Na infância participou do movimento bandeirantismo, como ‘fadinha’, ‘bandeirante’, ‘guia’ e ‘chefe de lobinho’, de onde atribui sua liderança e sua vocação para trabalho em grupo comunitário e voltado para as questões de cidadania.

Casou-se em 14 de janeiro de 1967, aos 18 anos, na Igreja São Francisco (Terreiro de Jesus, Salvador) com Henrique Antônio Lauria, com quem teve dois filhos: Fernanda e Daniel. Ficou casada por 47 anos até ficar viúva em outubro de 2015. Tem dois netos: Maria Alice, filha de Fernanda e Fernando (nascida em 2003); e Joaquim, filho de Daniel e Maiana (nascido em 2015).

Nairzinha é formada como professora e também em Serviço Social, mas desde os 14 anos ela já cantava em eventos, missas, serenatas e já compunha, participando de festivais escolares. No último ano do ginásio ganhou o primeiro lugar no festival intercolegial secundarista com o samba “Lamento Meu” – gravado em 1968 por Firmino de Itapuã, no Festival da Canção TV Itapoan. Frequentava também o Teatro Vila Velha (Salvador), cantando Bossa Nova.

Foi convidada por Dom Jerônimo de Sá Cavalcante (famoso beneditino do Mosteiro de São Bento da Bahia) para cantar na missa de 18h (a mais importante na época) da Igreja do Mosteiro de São Bento e, com esta aproximação, descobriu e desenvolveu sua veia poética.

Em 1975, a Coordenação do Serviço Social do Mosteiro de São Bento, onde trabalhou por 22 anos. Ao chegar na Casa de Retiro São Francisco, em 1974, para participar do Cursilho da Cristandade, Nairzinha não sentiu muita identificação. Mas foi lá, ao entrar na capela, à noite sozinha, que sentiu uma grande emoção e compôs a música ‘Cantar para reviver’, só saindo do templo pela manhã. Era a primeira canção religiosa composta por uma mulher leiga que, pertencendo à geração tropicalista que agitava o Teatro Vila Velha nos anos 70, tinha planos de fazer parte da MPB.

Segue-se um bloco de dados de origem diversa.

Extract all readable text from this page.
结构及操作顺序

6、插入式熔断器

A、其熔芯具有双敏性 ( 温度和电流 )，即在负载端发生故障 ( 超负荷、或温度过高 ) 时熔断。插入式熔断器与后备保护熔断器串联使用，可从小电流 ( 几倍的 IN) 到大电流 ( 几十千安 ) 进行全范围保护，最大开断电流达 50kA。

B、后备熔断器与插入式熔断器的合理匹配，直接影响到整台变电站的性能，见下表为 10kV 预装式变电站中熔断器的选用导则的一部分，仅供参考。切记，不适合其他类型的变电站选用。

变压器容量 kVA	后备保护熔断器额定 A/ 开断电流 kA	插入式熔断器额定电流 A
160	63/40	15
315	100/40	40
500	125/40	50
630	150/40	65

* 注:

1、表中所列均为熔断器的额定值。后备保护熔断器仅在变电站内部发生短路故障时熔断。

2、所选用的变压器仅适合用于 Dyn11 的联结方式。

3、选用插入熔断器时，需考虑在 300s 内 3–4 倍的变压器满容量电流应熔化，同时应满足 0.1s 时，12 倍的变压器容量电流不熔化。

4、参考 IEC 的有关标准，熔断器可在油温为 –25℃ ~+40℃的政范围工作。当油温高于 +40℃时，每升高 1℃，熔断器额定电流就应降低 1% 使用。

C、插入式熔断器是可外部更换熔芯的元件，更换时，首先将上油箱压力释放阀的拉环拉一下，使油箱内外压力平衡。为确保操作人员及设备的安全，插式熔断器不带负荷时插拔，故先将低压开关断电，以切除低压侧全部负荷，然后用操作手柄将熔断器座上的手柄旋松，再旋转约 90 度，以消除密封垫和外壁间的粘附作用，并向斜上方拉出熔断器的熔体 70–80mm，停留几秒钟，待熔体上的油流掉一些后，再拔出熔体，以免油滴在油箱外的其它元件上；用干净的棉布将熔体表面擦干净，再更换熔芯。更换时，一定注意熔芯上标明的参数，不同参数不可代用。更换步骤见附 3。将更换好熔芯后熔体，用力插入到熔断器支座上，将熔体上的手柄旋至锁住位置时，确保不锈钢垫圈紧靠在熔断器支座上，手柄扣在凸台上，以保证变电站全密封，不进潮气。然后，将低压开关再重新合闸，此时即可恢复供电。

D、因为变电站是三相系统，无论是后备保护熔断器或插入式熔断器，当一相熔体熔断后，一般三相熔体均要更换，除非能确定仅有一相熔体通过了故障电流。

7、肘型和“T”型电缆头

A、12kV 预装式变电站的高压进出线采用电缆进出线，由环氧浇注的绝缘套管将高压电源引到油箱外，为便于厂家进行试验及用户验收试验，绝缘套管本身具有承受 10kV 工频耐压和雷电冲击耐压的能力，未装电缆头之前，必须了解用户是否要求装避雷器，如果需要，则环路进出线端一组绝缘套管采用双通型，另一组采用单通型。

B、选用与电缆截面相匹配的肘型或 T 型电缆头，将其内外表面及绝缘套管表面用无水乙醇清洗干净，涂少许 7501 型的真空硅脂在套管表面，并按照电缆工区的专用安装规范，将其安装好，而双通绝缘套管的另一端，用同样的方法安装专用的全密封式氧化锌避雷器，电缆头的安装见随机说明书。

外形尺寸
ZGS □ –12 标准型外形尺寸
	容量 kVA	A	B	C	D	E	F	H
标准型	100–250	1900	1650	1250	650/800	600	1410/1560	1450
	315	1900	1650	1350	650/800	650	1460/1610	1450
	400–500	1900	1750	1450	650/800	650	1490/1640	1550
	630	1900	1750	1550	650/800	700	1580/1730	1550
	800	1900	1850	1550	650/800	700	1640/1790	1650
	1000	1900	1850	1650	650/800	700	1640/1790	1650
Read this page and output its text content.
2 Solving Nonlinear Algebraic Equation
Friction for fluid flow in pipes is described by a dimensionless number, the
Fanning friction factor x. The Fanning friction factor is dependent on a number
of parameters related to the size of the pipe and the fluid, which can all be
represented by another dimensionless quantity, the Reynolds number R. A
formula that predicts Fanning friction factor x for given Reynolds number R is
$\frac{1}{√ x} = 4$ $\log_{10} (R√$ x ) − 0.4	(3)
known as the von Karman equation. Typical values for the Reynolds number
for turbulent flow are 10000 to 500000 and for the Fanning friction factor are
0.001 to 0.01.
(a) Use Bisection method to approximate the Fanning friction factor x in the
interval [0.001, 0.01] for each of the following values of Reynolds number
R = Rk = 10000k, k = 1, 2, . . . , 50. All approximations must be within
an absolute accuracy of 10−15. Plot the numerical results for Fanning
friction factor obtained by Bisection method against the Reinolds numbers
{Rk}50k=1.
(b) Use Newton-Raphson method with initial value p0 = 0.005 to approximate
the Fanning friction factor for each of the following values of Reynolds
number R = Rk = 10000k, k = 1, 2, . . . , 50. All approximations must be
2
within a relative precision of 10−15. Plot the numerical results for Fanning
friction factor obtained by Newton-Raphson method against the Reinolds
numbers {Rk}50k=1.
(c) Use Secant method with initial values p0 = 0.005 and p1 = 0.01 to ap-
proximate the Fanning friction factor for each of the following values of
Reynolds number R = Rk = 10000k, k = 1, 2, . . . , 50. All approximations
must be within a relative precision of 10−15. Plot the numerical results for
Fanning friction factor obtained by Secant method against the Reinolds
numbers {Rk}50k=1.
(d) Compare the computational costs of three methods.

A partir daí, começou a trabalhar com evangelização infantil na Missa da Criança e durante 37 anos cantou em Primeiras Eucaristias de várias escolas e paróquias de Salvador. Neste período utilizou músicas infantis e de seu disco ‘Coração menino’ (98) – considerado pela CNBB como um dos melhores discos brasileiros para catequese infantil.

Ela sentia que ocupava uma posição atípica na produção cultural. Valorizando a poesia e a construção melódica para falar sobre Deus, considera que seu trabalho não era doutrinário, mas artístico. Isso foi motivo de crise no meio cultural (os artistas não viam música religiosa como arte e a Igreja alegava que a música de Nairzinha não se identificava com a proposta da Igreja).

Em 1987, numa viagem à Europa, esteve em Assis (Itália) e, no túmulo de São Francisco, teve uma intuição: “Ninguém vai prestar conta a Deus do seu trabalho, só você”. No mesmo dia e local, um monge anônimo falou para ela sobre o trabalho de São Francisco com os menestréis pelas ruas da cidade, cantando em troca de pão para os pobres. Decidiu que deveria trabalhar com cultura popular e que as cantigas de roda poderiam dar novo ânimo à sua carreira. A partir daí, Nairzinha passou a estreitar os vínculos com comunidades carentes, fazendo trabalho musical para captação de recursos e desenvolvimento de projetos sociais com o grupo Companheiros de Utopia, formado em 1990 com músicos amadores.

Entre arquibancadas lotadas da famosa Concha Acústica de Salvador e apresentações em Aparecida do Norte, costumava atrair um público imenso onde se apresentava. Em 1999, foi escolhida para representar o Brasil e países de língua portuguesa no disco ‘O mundo canta Maria’, produzido pelo movimento mariano mundial. A oportunidade lhe rendeu até uma audiência com o Papa João Paulo II.

Canções Religiosas

Cirandando Brasil

Nessa época já começara a gravar inúmeros discos com músicas religiosas, além de outros com MPB e uma parte de sua vasta pesquisa de cantigas e brincadeiras infantis, outra paixão que a acompanhou durante toda a vida.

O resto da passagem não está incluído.